When in touch with our souls we can draw upon the deep resources and endless imagination that are the inner heritage of humanity. When out of touch with the inner gradient we fall into darkness. We experience a loss of soul and suffer greater than necessary fears and confusion. Not only do we fail to find our way, we also loose the natural vitality of our being.
Each time we realign with the inner gradient we can restore the flow of vital life energy. And each re-alignment with our natural way of being can produce an awakening of imagination as life takes on new meaning. From the view of the enduring soul, the purpose of a true crisis can be to realign us with the instinctive gradient and aim us at our true life purpose.

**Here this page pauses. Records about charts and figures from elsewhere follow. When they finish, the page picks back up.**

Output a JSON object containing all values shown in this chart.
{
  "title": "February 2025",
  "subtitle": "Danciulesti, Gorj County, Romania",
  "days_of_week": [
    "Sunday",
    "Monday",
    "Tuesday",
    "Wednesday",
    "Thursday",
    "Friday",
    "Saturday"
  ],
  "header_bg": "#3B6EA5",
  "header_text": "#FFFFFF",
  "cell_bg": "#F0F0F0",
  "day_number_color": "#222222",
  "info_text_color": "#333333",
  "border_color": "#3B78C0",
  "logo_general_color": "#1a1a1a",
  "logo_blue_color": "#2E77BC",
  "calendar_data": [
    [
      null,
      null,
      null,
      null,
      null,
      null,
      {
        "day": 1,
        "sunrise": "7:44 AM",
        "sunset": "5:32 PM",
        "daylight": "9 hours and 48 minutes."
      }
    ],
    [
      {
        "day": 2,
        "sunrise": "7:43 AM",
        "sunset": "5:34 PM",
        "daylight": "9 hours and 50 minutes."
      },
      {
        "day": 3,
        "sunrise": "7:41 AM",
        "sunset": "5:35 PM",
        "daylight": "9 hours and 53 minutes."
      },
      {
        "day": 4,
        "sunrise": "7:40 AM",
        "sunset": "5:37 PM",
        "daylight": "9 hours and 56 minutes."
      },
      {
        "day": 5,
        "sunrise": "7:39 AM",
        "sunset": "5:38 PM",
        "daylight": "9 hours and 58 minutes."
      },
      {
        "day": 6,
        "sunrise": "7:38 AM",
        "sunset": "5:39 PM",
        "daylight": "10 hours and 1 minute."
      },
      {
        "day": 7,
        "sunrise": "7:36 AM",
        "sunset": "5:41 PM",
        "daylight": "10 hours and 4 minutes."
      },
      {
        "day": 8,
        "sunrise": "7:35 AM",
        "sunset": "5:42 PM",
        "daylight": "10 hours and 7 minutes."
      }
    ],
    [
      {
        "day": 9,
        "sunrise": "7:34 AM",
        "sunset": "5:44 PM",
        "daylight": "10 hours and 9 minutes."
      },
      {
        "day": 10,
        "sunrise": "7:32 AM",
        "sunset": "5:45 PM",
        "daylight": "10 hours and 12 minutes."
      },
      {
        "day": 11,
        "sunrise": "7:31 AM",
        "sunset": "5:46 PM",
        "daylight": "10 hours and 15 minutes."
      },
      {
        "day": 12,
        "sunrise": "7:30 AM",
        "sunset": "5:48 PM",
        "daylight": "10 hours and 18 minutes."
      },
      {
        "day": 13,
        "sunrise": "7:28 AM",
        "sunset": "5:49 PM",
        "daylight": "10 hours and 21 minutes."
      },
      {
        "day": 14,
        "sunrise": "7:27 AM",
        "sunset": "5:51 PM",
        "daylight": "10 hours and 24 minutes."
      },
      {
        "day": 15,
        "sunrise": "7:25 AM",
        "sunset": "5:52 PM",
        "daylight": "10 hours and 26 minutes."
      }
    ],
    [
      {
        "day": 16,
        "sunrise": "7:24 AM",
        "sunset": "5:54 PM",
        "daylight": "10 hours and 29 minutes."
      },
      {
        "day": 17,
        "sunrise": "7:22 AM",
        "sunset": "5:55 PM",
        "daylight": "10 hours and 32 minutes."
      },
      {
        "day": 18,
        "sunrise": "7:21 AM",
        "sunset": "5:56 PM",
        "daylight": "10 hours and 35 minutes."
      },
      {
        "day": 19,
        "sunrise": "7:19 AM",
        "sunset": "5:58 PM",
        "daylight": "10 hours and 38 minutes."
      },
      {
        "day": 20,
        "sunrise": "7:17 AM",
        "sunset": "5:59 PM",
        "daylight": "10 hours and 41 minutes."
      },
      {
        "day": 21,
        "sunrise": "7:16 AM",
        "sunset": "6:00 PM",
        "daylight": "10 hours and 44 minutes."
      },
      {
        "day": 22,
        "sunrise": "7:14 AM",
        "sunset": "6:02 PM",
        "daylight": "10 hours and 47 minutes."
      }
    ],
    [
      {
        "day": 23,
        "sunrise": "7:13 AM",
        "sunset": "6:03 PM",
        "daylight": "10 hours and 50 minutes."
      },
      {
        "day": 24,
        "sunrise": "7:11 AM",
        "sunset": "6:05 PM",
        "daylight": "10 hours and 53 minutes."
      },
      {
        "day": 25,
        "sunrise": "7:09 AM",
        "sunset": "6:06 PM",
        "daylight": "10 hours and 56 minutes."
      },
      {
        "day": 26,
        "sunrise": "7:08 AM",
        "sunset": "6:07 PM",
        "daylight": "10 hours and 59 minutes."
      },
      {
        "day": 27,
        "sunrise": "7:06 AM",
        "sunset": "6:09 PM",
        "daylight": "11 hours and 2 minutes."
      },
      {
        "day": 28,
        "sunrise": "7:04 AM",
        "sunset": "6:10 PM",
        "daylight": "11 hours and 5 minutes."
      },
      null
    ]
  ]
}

This is a time of radical change throughout the world and alteration at all levels of life; the pandemic says that, the climate crisis proclaims that, and the crisis of truth and meaning in life underlines and underlies all of it. As the danger of collapse and dissolution grows, the balancing imagination and energy for healing tries to awaken in the soul.
When the world is in upheaval, the soul is closer to the surface of life as our deepest sense of humanity must become activated and be lived out as the only viable method for bringing people together and forging a new view of the world. The awakened soul becomes the source of genuine vision and creative agency that can inspire a genuine collective transformation.
Ultimately, the heart of the human drama concerns the question of whether we are moving toward a greater life or away from it. Either we are growing more soul and becoming a greater vessel for the flow of life, or we wind up shrinking from life and becoming a smaller person. The inner gradient is through-line, and a true line, an invisible umbilical that connects us to the ground of our being, but also connects us with the soul of the world.
Since nature only makes originals and each person born on earth is unique, there is no “normal” human soul. In that sense, the point of recovering from the pandemic cannot be to go back to normal. Rather, the point of each experience of descent is to return to life as a greater soul with a more clear sense of purpose and a greater knowledge of how to serve the world at this time of radical change.